Kendi içimize bakınca tablo değişmiyor. Ne çok acı yönlerimiz var. Ne çok ayrıştık. Ne çok uzaklaştık birbirimizden . Gözden uzak olan gönülden uzak olur hikayelerinden daha büyük kayıplarımız. Kaybettiğimiz aslında bedenlerimiz değişirken ruhumuzda biriktirdiğimiz asaletin kayboluşudur. Paylaşım duygularımızın bir daha yer yüzüne çıkmamak üzere toprağın yedi kat altına gömmemizdir. Bir lokma bir hırka felsefesinin kayboluşudur. Yaşadığımız dünyayı başka bir şekilde anlamlandıramıyorum.

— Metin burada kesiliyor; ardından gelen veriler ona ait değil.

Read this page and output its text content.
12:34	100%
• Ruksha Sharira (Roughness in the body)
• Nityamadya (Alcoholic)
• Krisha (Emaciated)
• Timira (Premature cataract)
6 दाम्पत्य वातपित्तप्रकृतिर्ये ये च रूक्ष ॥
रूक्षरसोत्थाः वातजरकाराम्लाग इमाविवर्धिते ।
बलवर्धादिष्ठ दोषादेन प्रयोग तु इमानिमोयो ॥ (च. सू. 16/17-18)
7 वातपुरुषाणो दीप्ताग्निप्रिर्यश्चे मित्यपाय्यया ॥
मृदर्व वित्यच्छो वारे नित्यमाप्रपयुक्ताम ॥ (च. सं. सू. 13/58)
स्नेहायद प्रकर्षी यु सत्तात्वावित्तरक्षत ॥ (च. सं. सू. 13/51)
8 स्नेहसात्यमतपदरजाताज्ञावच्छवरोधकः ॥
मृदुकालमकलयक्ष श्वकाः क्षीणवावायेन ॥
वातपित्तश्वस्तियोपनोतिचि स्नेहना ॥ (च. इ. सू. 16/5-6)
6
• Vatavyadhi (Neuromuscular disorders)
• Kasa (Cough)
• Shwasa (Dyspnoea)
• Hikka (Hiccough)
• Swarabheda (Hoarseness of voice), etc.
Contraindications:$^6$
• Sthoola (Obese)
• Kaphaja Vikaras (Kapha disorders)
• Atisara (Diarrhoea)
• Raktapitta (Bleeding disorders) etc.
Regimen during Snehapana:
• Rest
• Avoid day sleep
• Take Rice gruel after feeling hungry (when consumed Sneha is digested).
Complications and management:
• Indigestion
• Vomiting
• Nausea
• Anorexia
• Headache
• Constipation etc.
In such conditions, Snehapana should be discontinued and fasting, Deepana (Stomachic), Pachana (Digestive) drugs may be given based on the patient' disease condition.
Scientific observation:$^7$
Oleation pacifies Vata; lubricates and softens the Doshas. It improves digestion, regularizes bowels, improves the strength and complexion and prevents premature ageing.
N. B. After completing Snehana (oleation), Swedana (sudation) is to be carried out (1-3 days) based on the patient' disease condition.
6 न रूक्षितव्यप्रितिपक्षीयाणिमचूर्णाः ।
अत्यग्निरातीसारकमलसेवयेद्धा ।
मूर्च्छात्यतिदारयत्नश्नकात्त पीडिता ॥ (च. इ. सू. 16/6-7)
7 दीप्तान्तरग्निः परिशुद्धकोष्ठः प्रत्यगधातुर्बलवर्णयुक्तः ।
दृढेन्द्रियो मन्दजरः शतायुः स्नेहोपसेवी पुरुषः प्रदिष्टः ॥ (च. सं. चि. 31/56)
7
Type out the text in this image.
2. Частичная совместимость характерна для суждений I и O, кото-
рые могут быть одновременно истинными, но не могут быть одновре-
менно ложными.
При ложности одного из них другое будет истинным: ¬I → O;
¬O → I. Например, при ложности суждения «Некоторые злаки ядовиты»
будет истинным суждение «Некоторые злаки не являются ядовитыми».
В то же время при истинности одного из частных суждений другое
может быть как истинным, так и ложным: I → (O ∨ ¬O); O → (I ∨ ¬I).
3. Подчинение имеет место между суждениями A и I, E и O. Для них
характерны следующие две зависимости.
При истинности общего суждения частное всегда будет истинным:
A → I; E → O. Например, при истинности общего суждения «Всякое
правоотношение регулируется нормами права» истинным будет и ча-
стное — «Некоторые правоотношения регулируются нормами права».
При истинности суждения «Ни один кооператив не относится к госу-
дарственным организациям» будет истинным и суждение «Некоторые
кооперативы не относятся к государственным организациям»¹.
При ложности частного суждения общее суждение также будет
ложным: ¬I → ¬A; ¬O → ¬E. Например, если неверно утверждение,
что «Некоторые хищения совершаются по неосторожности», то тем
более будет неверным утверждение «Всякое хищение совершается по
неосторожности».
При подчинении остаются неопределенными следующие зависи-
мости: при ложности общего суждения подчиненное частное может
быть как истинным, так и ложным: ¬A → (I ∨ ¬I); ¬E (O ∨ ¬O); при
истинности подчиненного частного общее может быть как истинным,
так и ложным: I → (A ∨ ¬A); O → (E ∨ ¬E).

Görüyor musunuz? Komşunun en küçük teması, bana neler neler düşündürdü.
Sizde de aynı duygular olmuyor mu?
Ne dersiniz....
YORUMLAR
Olmaz mı olmaz mı hatta daha bile fazlası.
Kaybettik ve kaybolduk da yeter ki vakit geç olmadan koyulalım yola.
Tebriklerim sizinle ve yeniden okumak adına mutluyum.
Selam ve saygılarımla dost yazarım
Serkan BOL
Saygı ve selamlarımla...
Yazınız, geçmişten ne çok güzel duyguları yaşattı.
O günler benim çocukluğuma denk gelse de hala hatırımda..
Önceden bir kaç gün önceden haber verilmezdi komşu ziyaretine gidileceğini zaman. "Huuu" diye seslenip girerlerdi içeri.. Annem kısa zamanda mutfakta mucizeler yaratırdı. Az malzeme, çok çeşit...:)
Komşuluk akrabadan daha yakın, daha bir candı..
Tebrik ederim güne gelişinizi.
Güzel bir paylaşımdı..
Saygı ve selamlarımla...
Serkan BOL
Yazıyı çok güzel yorumladız var olun.
Saygılarımla...
Çok güzel bir yazı olmuş. Ben de eski güzel komşulukları hatırladım. Elinize sağlık.
Serkan BOL
Saygılarımla....
Soluksuz okudum hani duygulanmadım desem yalan olur akıp giden yaşamı düşünürken emeğiniz var osaygı selamlar
Serkan BOL
Saygılarımla...
Yazınız ile eski güzel günleri birlikte yad ettik.
Kutluyorum sizi.
Saygılarımla.
Serkan BOL
Saygılarımla...
Umut yok daha.. lakin Güzel demiş;
Kabrimi kimse ziyaret etmesin Allah için
Gelmesin reddeylerim, billahi öz kardeşimi
Gözlerim ebnâ-yi âdemden o kadar yıldı ki
İstemem ben Fatiha, tek çalmasınlar taşımı..
Şair Eşref
Şair burada anlattığı"Gözlerim ebnâ-yi âdemden o kadar yıldı ki" yani yıldığı kendi türü.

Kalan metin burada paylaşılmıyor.